OSLO, (Reuters) – Three men were arrested in Norway and Germany yesterday on suspicion of plotting attacks and of having links to al Qaeda as well as people under investigation in the United States and Britain, Norwegian police said.
Two of the men were arrested in the Oslo region while Norwegian media said the third man was a Norwegian resident who was detained during a visit to the German city of Duisburg.
“We believe this group has had links to people abroad who can be linked to al Qaeda, and to people who are involved in investigations in other countries, among others the United States and Britain,” said Janne Kristiansen, who heads the Police Security Service (PST).
In Washington, a U.S. official, who declined to be identified, said his government believed an al Qaeda operative, Saleh al-Somali, had had “a hand” in the plot before he was killed in a drone strike late last year. “He had a role in conjuring it up,” the official said, declining to elaborate. Somali was described by a U.S. counter-terrorism official at the time that his death was reported as a senior planner in al Qaeda’s core leadership.
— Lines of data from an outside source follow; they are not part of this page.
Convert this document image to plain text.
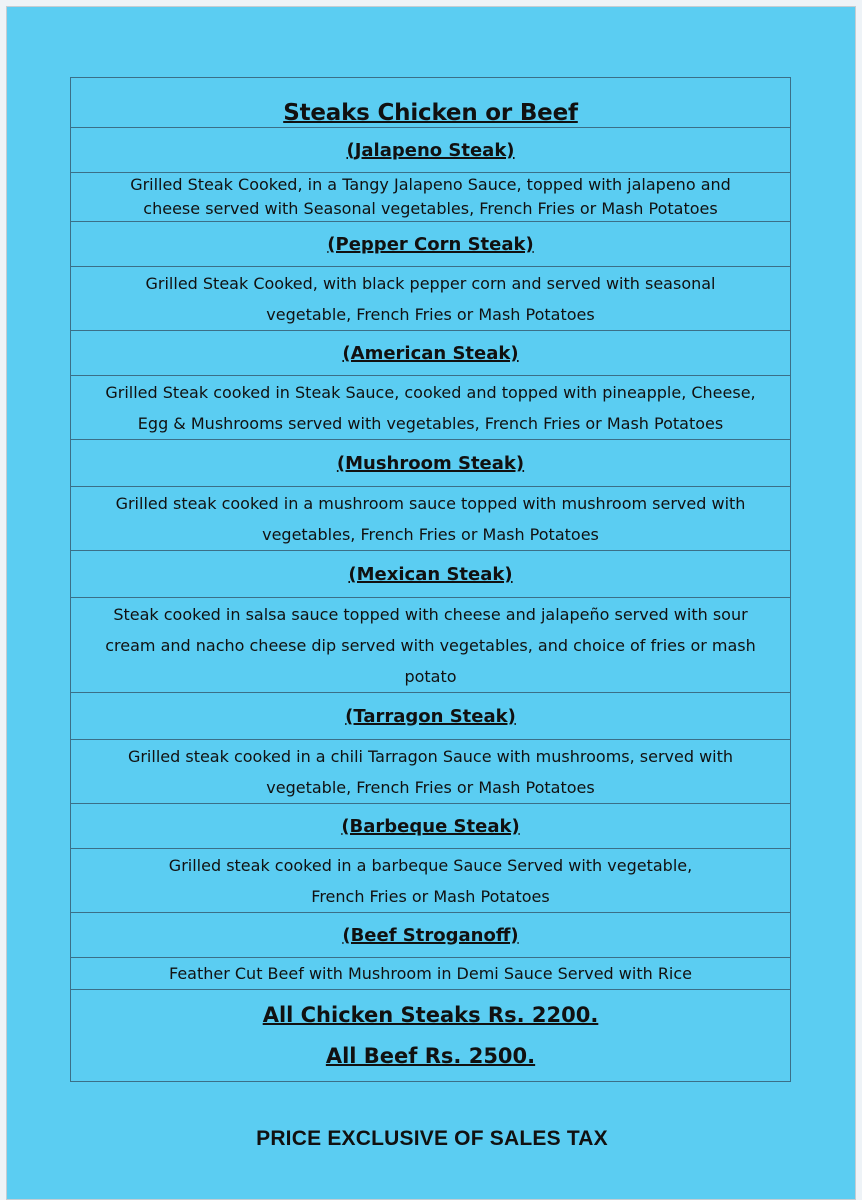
Steaks Chicken or Beef
(Jalapeno Steak)
Grilled Steak Cooked, in a Tangy Jalapeno Sauce, topped with jalapeno and
cheese served with Seasonal vegetables, French Fries or Mash Potatoes
(Pepper Corn Steak)
Grilled Steak Cooked, with black pepper corn and served with seasonal
vegetable, French Fries or Mash Potatoes
(American Steak)
Grilled Steak cooked in Steak Sauce, cooked and topped with pineapple, Cheese,
Egg & Mushrooms served with vegetables, French Fries or Mash Potatoes
(Mushroom Steak)
Grilled steak cooked in a mushroom sauce topped with mushroom served with
vegetables, French Fries or Mash Potatoes
(Mexican Steak)
Steak cooked in salsa sauce topped with cheese and jalapeño served with sour
cream and nacho cheese dip served with vegetables, and choice of fries or mash
potato
(Tarragon Steak)
Grilled steak cooked in a chili Tarragon Sauce with mushrooms, served with
vegetable, French Fries or Mash Potatoes
(Barbeque Steak)
Grilled steak cooked in a barbeque Sauce Served with vegetable,
French Fries or Mash Potatoes
(Beef Stroganoff)
Feather Cut Beef with Mushroom in Demi Sauce Served with Rice

All Chicken Steaks Rs. 2200.
All Beef Rs. 2500.
PRICE EXCLUSIVE OF SALES TAX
Kristiansen did not give details of the plot nor say which country might have been the target of a planned attack. Norway, which has troops in Afghanistan as part of a NATO-led mission, has never had an al Qaeda-led attack on its soil.
She declined to comment on whether there was a link to arrests in the United States and Britain.
On Wednesday, the United States charged five men with plotting to bomb New York City’s subway system and attack an unidentified target in Britain under orders from al Qaeda leaders in Pakistan.